Hierarchical Light Transformer Ensembles for Multimodal Trajectory Forecasting
Adrien Lafage, Mathieu Barbier, Gianni Franchi, David Filliat
TL;DR
The paper tackles multimodal trajectory forecasting for safety-critical systems by introducing Hierarchical Light Transformer Ensembles (HLT-Ens), which combine a hierarchical density representation with an efficient, grouped-transformer ensembling framework. A novel Hierarchical Winner-Takes-All (HWTA) loss trains a two-level mixture model consisting of meta-modes and sub-modes, paired with Grouped Fully-Connected (GFC) and Grouped Multi-head Attention (GMHA) to realize lightweight, diverse subnetworks. The approach yields meta-mode–level predictions that are robust and size-efficient, enabling fast compression of the prediction set while preserving coverage of the multimodal distribution. Experiments on Argoverse 1 and Interaction demonstrate state-of-the-art results with substantially lower computational cost than traditional deep ensembles, highlighting practical potential for real-time, uncertainty-aware trajectory forecasting.

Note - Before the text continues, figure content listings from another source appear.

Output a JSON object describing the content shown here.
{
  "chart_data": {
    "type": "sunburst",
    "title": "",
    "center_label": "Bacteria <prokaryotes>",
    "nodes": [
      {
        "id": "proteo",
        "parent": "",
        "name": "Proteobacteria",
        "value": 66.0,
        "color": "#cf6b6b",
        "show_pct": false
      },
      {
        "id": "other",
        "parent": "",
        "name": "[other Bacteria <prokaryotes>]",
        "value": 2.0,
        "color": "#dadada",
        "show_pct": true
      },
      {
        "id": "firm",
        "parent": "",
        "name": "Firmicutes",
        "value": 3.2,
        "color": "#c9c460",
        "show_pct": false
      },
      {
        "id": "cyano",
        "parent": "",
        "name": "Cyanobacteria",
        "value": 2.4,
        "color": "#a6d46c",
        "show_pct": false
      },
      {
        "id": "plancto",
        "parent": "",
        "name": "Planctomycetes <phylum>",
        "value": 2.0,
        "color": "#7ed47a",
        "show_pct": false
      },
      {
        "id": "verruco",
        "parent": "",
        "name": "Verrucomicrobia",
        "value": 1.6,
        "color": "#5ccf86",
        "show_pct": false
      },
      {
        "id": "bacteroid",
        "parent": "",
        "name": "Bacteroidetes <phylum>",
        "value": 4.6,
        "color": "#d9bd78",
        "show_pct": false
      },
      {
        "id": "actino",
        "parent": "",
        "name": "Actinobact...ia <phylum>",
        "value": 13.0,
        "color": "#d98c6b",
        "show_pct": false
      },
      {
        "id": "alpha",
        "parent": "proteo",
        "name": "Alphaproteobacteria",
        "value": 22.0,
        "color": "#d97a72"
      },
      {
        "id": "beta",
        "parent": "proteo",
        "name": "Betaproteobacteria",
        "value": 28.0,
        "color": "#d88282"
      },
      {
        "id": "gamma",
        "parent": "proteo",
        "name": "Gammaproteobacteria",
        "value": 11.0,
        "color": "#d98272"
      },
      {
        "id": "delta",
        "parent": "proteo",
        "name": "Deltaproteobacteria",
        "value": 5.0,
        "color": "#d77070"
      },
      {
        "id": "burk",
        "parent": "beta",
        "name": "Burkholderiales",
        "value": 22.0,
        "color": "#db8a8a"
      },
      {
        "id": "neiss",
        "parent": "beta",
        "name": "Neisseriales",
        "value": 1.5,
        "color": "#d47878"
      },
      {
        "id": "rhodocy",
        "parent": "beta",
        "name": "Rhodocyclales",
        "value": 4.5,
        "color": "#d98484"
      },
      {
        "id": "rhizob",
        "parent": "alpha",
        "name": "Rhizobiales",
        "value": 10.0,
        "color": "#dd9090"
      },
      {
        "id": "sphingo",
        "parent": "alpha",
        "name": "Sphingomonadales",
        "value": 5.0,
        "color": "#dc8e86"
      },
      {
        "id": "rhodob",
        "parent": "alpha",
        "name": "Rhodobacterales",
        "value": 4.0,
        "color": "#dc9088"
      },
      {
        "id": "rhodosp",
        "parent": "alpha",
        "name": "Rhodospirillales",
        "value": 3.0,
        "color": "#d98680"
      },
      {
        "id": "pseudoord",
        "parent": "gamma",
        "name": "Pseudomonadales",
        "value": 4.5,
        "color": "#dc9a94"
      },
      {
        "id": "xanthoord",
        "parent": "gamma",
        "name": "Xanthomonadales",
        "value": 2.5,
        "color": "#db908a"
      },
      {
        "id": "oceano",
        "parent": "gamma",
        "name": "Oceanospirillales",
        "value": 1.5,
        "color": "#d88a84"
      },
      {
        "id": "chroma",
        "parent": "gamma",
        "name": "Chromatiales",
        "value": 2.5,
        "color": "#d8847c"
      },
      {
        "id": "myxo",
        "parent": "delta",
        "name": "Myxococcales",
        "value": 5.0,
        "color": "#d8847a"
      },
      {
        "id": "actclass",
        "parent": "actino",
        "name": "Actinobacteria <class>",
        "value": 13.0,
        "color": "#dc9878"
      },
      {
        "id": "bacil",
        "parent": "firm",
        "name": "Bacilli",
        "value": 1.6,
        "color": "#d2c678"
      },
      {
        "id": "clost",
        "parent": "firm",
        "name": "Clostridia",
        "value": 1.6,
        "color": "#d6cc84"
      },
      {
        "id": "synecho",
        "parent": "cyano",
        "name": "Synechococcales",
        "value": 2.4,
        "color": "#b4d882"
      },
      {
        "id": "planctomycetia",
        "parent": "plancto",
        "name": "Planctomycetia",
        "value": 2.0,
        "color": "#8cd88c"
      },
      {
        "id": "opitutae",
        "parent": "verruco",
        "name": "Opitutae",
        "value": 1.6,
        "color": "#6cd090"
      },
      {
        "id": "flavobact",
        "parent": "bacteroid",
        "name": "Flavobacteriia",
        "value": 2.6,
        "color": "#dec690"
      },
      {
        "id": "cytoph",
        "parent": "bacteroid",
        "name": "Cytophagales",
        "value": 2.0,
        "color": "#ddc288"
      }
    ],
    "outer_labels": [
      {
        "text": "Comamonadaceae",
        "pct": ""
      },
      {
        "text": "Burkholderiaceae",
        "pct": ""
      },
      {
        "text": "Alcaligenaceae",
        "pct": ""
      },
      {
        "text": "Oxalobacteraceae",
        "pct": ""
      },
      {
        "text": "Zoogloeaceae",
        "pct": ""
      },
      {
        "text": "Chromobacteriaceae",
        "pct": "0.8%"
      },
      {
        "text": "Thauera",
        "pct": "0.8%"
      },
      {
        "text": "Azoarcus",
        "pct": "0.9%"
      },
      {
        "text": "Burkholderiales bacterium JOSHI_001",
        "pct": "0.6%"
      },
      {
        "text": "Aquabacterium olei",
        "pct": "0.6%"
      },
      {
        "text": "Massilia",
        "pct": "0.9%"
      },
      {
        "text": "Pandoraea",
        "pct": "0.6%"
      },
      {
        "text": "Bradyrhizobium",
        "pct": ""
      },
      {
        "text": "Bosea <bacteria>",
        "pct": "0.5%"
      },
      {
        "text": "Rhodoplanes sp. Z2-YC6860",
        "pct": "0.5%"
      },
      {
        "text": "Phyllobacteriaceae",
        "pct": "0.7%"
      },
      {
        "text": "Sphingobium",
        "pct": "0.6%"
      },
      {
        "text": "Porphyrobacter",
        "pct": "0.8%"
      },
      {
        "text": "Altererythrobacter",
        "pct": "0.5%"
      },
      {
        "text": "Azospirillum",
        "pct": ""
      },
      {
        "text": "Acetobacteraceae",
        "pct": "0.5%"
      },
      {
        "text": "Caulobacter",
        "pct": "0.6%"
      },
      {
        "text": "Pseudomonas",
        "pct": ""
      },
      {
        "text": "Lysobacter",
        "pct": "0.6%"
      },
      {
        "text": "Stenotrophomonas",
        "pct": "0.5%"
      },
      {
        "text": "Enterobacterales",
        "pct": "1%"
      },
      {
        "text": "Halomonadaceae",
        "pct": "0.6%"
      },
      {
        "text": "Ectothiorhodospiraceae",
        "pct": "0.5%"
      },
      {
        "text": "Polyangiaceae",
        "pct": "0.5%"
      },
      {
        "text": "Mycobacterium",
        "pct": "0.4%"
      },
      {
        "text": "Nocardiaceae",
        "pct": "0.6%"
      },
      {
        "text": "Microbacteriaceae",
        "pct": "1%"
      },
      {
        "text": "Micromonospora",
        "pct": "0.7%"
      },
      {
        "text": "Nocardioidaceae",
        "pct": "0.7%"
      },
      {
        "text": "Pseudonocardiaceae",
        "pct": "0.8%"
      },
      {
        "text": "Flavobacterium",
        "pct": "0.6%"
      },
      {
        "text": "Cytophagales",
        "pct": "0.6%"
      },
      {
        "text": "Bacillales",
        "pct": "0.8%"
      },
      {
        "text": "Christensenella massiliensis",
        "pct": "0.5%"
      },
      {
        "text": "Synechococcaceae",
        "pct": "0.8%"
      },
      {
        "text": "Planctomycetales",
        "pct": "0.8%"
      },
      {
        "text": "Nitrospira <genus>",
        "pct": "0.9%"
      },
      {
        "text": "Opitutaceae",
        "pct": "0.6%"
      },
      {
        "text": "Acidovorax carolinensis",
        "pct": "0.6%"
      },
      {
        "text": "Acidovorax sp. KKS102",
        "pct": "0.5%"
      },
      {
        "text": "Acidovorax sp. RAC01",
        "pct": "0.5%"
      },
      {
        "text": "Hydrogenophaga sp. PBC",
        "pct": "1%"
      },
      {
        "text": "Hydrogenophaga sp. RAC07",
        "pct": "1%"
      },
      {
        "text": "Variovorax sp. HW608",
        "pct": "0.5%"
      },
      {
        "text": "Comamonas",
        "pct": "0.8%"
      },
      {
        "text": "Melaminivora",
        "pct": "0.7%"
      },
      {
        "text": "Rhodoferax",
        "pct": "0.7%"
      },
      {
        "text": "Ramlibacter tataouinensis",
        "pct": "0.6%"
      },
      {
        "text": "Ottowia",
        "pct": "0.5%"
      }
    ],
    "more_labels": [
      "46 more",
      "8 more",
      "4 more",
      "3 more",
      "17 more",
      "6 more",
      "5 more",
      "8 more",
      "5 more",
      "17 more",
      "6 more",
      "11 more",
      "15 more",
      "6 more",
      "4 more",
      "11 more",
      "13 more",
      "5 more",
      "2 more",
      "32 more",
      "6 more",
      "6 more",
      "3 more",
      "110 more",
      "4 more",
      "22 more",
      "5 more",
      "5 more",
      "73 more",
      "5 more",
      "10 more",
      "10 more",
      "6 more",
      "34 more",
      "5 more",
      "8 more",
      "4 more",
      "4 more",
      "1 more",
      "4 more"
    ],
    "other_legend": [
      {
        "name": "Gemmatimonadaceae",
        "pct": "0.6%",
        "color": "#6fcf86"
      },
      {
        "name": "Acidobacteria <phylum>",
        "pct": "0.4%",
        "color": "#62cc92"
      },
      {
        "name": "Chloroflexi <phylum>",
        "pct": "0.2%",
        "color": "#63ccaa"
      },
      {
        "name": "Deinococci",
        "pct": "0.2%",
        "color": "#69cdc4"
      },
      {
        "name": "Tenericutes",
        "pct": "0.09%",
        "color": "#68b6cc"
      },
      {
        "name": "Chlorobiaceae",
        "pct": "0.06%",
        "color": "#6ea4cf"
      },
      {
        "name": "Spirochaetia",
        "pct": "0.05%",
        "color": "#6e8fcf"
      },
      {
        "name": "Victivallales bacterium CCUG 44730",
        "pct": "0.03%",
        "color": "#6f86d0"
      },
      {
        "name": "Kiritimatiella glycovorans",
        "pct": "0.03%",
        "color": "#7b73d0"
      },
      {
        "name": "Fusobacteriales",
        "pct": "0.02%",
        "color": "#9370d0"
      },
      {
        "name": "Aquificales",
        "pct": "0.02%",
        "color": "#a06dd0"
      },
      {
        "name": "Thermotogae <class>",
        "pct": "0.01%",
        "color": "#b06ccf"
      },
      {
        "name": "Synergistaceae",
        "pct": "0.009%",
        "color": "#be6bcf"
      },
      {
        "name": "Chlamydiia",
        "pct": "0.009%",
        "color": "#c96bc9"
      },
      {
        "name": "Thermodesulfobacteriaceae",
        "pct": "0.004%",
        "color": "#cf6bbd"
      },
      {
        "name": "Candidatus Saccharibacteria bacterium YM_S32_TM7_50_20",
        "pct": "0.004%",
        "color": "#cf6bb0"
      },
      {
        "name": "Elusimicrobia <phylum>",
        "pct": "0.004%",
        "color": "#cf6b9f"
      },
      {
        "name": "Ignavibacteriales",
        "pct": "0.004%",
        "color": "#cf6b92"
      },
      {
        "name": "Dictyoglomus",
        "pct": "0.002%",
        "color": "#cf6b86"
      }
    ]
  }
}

The work advances the design of scalable, interpretable multimodal forecasts by integrating hierarchical density modeling with transformer-based ensembling.
Abstract
Accurate trajectory forecasting is crucial for the performance of various systems, such as advanced driver-assistance systems and self-driving vehicles. These forecasts allow us to anticipate events that lead to collisions and, therefore, to mitigate them. Deep Neural Networks have excelled in motion forecasting, but overconfidence and weak uncertainty quantification persist. Deep Ensembles address these concerns, yet applying them to multimodal distributions remains challenging. In this paper, we propose a novel approach named Hierarchical Light Transformer Ensembles (HLT-Ens) aimed at efficiently training an ensemble of Transformer architectures using a novel hierarchical loss function. HLT-Ens leverages grouped fully connected layers, inspired by grouped convolution techniques, to capture multimodal distributions effectively. We demonstrate that HLT-Ens achieves state-of-the-art performance levels through extensive experimentation, offering a promising avenue for improving trajectory forecasting techniques.